Twenty years ago, I was in the Boston Museum of Fine Arts and saw an exhibit of Japanese art featuring hawks. I tried to get pictures with poor results to send to Steve. The web was in its infancy then so it occurred to me to see what was online now. More than I expected. I tried to find if Steve already mentioned this but didn’t see much. There is this reference and a more general one. I am not sure if the hawk scenes were from me or something Steve found later.*
Searching for hawk under the collections turned up 500 hits, eagle 1700 and falcon 500. There were so many I couldn’t check more than a few. There are some stunning images by Japanese artists.


There were several of North of the Waste White goshawks like the one at top and these two.
Several were of hawking herons and egrets which was a desired prey in several falconry cultures.
There seems to be a lot of mislabeling, too. This cropped image seems to feature eagles, not hawks, as claimed. Correct, Steve?
Speaking of Japan, this image of lenticular clouds over Fuji is too good to not post.
Mt. Fuji Reflecting in Lake Tanuki, Japan @taitan21
*see the comment.
As usual, open in a new tab to embiggen.
Quite few feature eagles, mostly the Mountain hawk eagle, Spizaetus nipalensis, flown by the Ainu, the aboriginal hawkers of Hokkaido, at furbearing carnivores and called “Kumataka”- Bear hawk . They do not encourage their children to play around the mews.

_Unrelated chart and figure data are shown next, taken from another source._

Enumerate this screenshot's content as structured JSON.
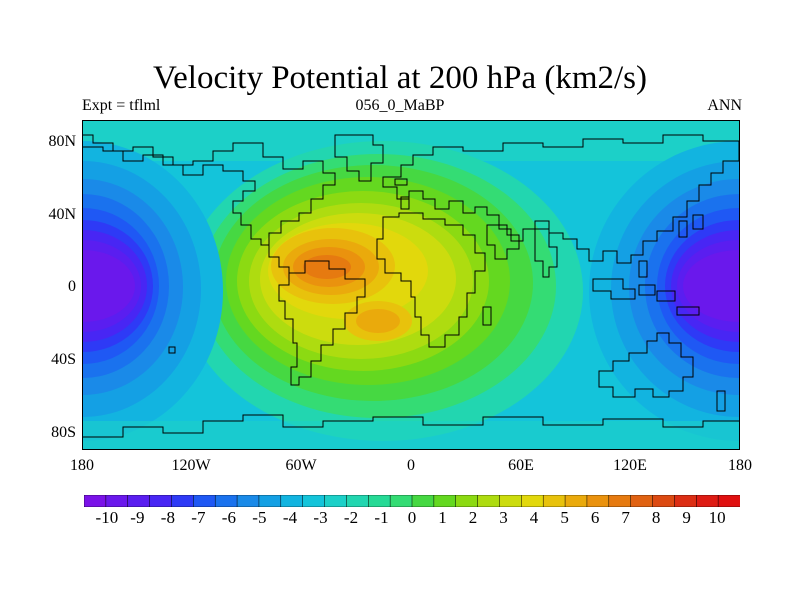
{
  "plot": {
    "title": "Velocity Potential at 200 hPa (km2/s)",
    "left_label": "Expt = tflml",
    "center_label": "056_0_MaBP",
    "right_label": "ANN"
  },
  "axes": {
    "lat_labels": [
      "80N",
      "40N",
      "0",
      "40S",
      "80S"
    ],
    "lat_values": [
      80,
      40,
      0,
      -40,
      -80
    ],
    "lon_labels": [
      "180",
      "120W",
      "60W",
      "0",
      "60E",
      "120E",
      "180"
    ],
    "lon_values": [
      -180,
      -120,
      -60,
      0,
      60,
      120,
      180
    ],
    "lat_range": [
      -90,
      90
    ],
    "lon_range": [
      -180,
      180
    ]
  },
  "colorbar": {
    "labels": [
      "-10",
      "-9",
      "-8",
      "-7",
      "-6",
      "-5",
      "-4",
      "-3",
      "-2",
      "-1",
      "0",
      "1",
      "2",
      "3",
      "4",
      "5",
      "6",
      "7",
      "8",
      "9",
      "10"
    ],
    "colors": [
      "#7a12e8",
      "#6a18ec",
      "#5a1ef0",
      "#4826f4",
      "#2e3af6",
      "#1f58f4",
      "#1a72ee",
      "#1a8ae8",
      "#14a0e4",
      "#12b4e0",
      "#14c4da",
      "#1cd0c8",
      "#22d6b0",
      "#26da96",
      "#34dc74",
      "#46d842",
      "#64d820",
      "#8cda12",
      "#aedc10",
      "#ccdc0e",
      "#e2d80c",
      "#e8c20c",
      "#eaaa0c",
      "#ea920e",
      "#e67a10",
      "#e06212",
      "#dc4a12",
      "#dc2e14",
      "#de1c14",
      "#e01010"
    ],
    "ticks": [
      -10,
      -9,
      -8,
      -7,
      -6,
      -5,
      -4,
      -3,
      -2,
      -1,
      0,
      1,
      2,
      3,
      4,
      5,
      6,
      7,
      8,
      9,
      10
    ],
    "range": [
      -10.75,
      10.75
    ]
  },
  "field": {
    "variable": "velocity potential",
    "units": "km2/s",
    "features": [
      {
        "name": "west pacific minimum",
        "lon": -180,
        "lat": 5,
        "value": -10
      },
      {
        "name": "east pacific minimum",
        "lon": 180,
        "lat": 5,
        "value": -10
      },
      {
        "name": "south american maximum",
        "lon": -35,
        "lat": 15,
        "value": 8
      },
      {
        "name": "south atlantic maximum",
        "lon": -10,
        "lat": -20,
        "value": 6.5
      },
      {
        "name": "african maximum",
        "lon": 10,
        "lat": 10,
        "value": 5.5
      }
    ]
  }
}
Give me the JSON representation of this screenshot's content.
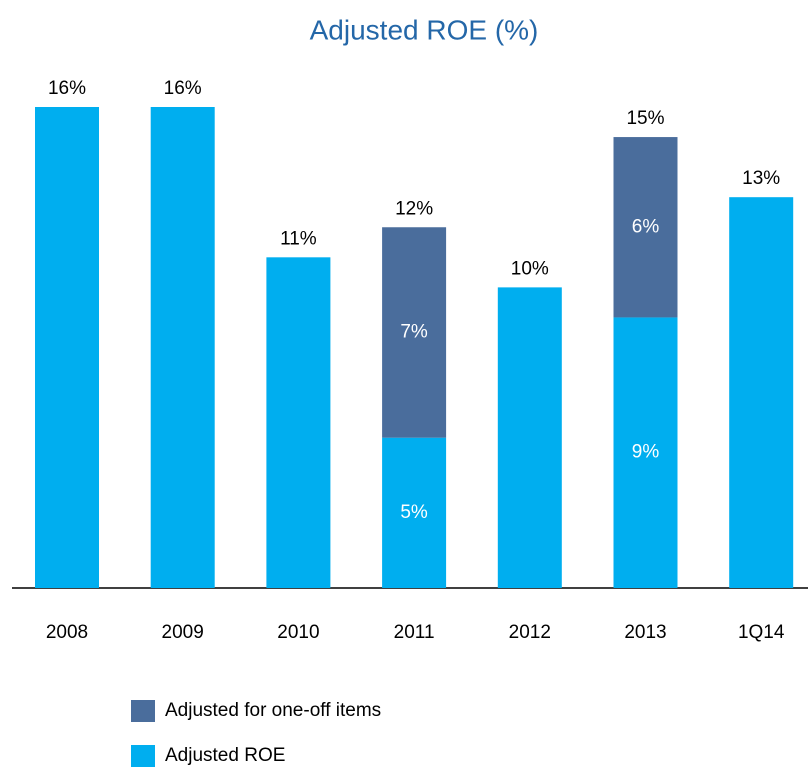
{
  "chart_data": {
    "type": "stacked-bar",
    "title": "Adjusted ROE (%)",
    "categories": [
      "2008",
      "2009",
      "2010",
      "2011",
      "2012",
      "2013",
      "1Q14"
    ],
    "series": [
      {
        "name": "Adjusted ROE",
        "color": "#00aeef",
        "values": [
          16,
          16,
          11,
          5,
          10,
          9,
          13
        ],
        "value_labels": [
          "16%",
          "16%",
          "11%",
          "5%",
          "10%",
          "9%",
          "13%"
        ]
      },
      {
        "name": "Adjusted for one-off items",
        "color": "#4a6d9c",
        "values": [
          null,
          null,
          null,
          7,
          null,
          6,
          null
        ],
        "value_labels": [
          null,
          null,
          null,
          "7%",
          null,
          "6%",
          null
        ]
      }
    ],
    "total_labels": [
      null,
      null,
      null,
      "12%",
      null,
      "15%",
      null
    ]
  }
}
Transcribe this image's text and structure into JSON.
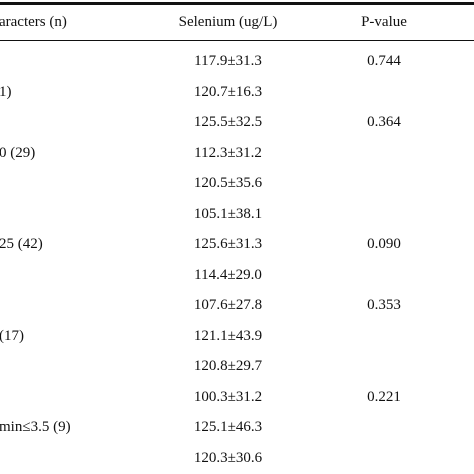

What they conspicuously do NOT have is any portraits of “Falcons’ of any species, despite the labels at the MFA. Even modern Japanese falconers went straight to Harrises without stopping!
Probably. I wrote about them, but it was a long time ago. All the pictures, hundreds of them, were of Goshawks, about 600, beginning with the Tokugawa Shogunate in the 1620’s. You can learn how to fly a hawk looking at the action pictures on the screen — they are that good. And the ornate knots are unbelievable. They are a treasure but nobody pays attention.
At that time you could look at the images on their original black photographic glass plates. These days things are quite different. They have never understood historically: see C Jameson’s Hawking in Japan.
Because the TV show was based on “Theory” which is about the relations of power between men and women, which is nonsense, and has nothing to do with falconry. It did get some professor to see and evaluate the beautiful old paintings. They wanted me to give them back the images I got in 1972. No way! I know they have hundreds of them and I would never get permission to see them again. I have detailed CD ROMs of them, many very detailed.